Enclosure, Noughaval, Co. Clare
Co. Clare |
Enclosures
On a south-facing slope in the Noughaval townland of County Clare, a circle of collapsed stone sits so quietly in the rough pasture and hazel scrub that it could easily be mistaken for a natural feature of the ground.
It is not. What survives is a subcircular enclosure, its interior measuring roughly 8.4 metres east to west and 7 metres north to south, enclosed by the remnants of a stone wall that has long since folded in on itself and grown over with grass.

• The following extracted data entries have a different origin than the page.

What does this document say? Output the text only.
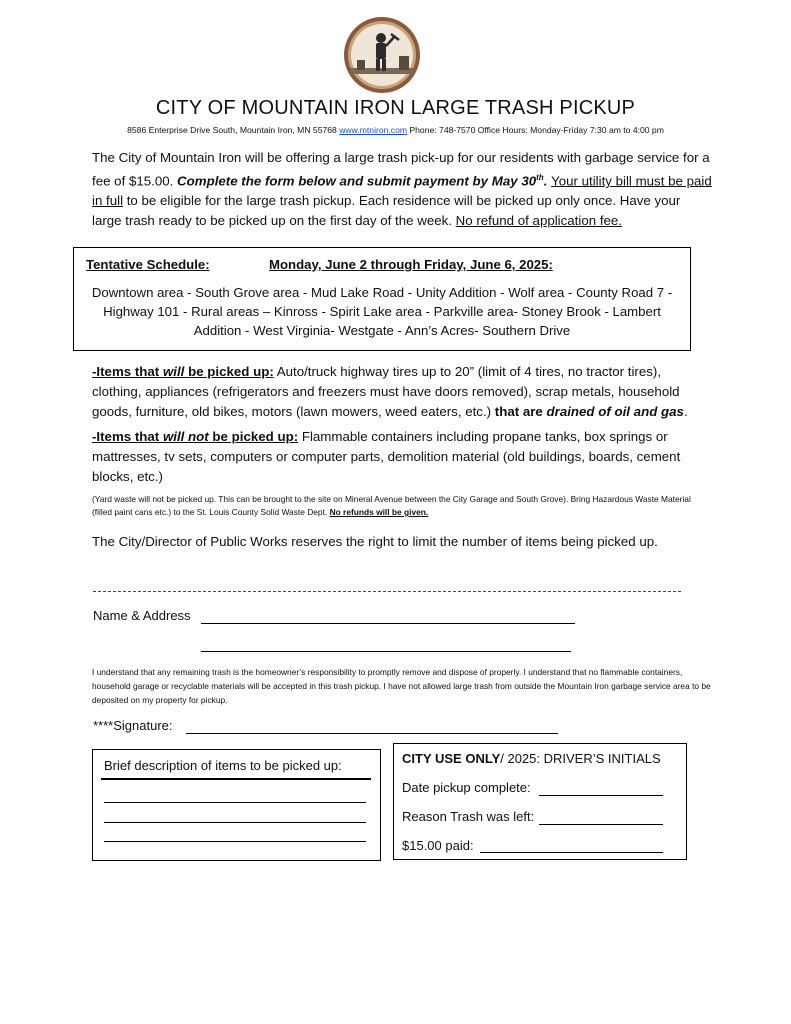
CITY OF MOUNTAIN IRON LARGE TRASH PICKUP
8586 Enterprise Drive South, Mountain Iron, MN 55768 www.mtniron.com Phone: 748-7570 Office Hours: Monday-Friday 7:30 am to 4:00 pm
The City of Mountain Iron will be offering a large trash pick-up for our residents with garbage service for a fee of $15.00. Complete the form below and submit payment by May 30th. Your utility bill must be paid in full to be eligible for the large trash pickup. Each residence will be picked up only once. Have your large trash ready to be picked up on the first day of the week. No refund of application fee.
Tentative Schedule:	Monday, June 2 through Friday, June 6, 2025:
Downtown area - South Grove area - Mud Lake Road - Unity Addition - Wolf area - County Road 7 - Highway 101 - Rural areas – Kinross - Spirit Lake area - Parkville area- Stoney Brook - Lambert Addition - West Virginia- Westgate - Ann’s Acres- Southern Drive
-Items that will be picked up: Auto/truck highway tires up to 20” (limit of 4 tires, no tractor tires), clothing, appliances (refrigerators and freezers must have doors removed), scrap metals, household goods, furniture, old bikes, motors (lawn mowers, weed eaters, etc.) that are drained of oil and gas.
-Items that will not be picked up: Flammable containers including propane tanks, box springs or mattresses, tv sets, computers or computer parts, demolition material (old buildings, boards, cement blocks, etc.)
(Yard waste will not be picked up. This can be brought to the site on Mineral Avenue between the City Garage and South Grove). Bring Hazardous Waste Material (filled paint cans etc.) to the St. Louis County Solid Waste Dept. No refunds will be given.
The City/Director of Public Works reserves the right to limit the number of items being picked up.
Name & Address
I understand that any remaining trash is the homeowner’s responsibility to promptly remove and dispose of properly. I understand that no flammable containers, household garage or recyclable materials will be accepted in this trash pickup. I have not allowed large trash from outside the Mountain Iron garbage service area to be deposited on my property for pickup.
****Signature:
Brief description of items to be picked up:	CITY USE ONLY/ 2025: DRIVER’S INITIALS
Date pickup complete:
Reason Trash was left:
$15.00 paid:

The wall itself, where it survives, varies considerably in width, between 1.2 and 2.8 metres, suggesting it was once a substantial construction rather than a simple field boundary. Its external face still rises to around 0.4 to 0.5 metres above the surrounding ground, while the interior height is now barely perceptible, only 0.1 to 0.3 metres of visible stonework remaining. Some of the larger stones have been laid with their long axes running along the curve of the wall, a deliberate technique that lends the structure a degree of coherence even in its ruined state. Enclosures of this kind in Ireland are often associated with early medieval settlement, ranging from the ringfort tradition to ecclesiastical enclosures, though the available evidence here does not allow for a firm identification of function or date. One notable detail is that the wall is absent along the east to south-east arc, but this gap is not thought to represent an original entrance point, which raises the quiet question of where people once passed in and out, and why that evidence no longer survives.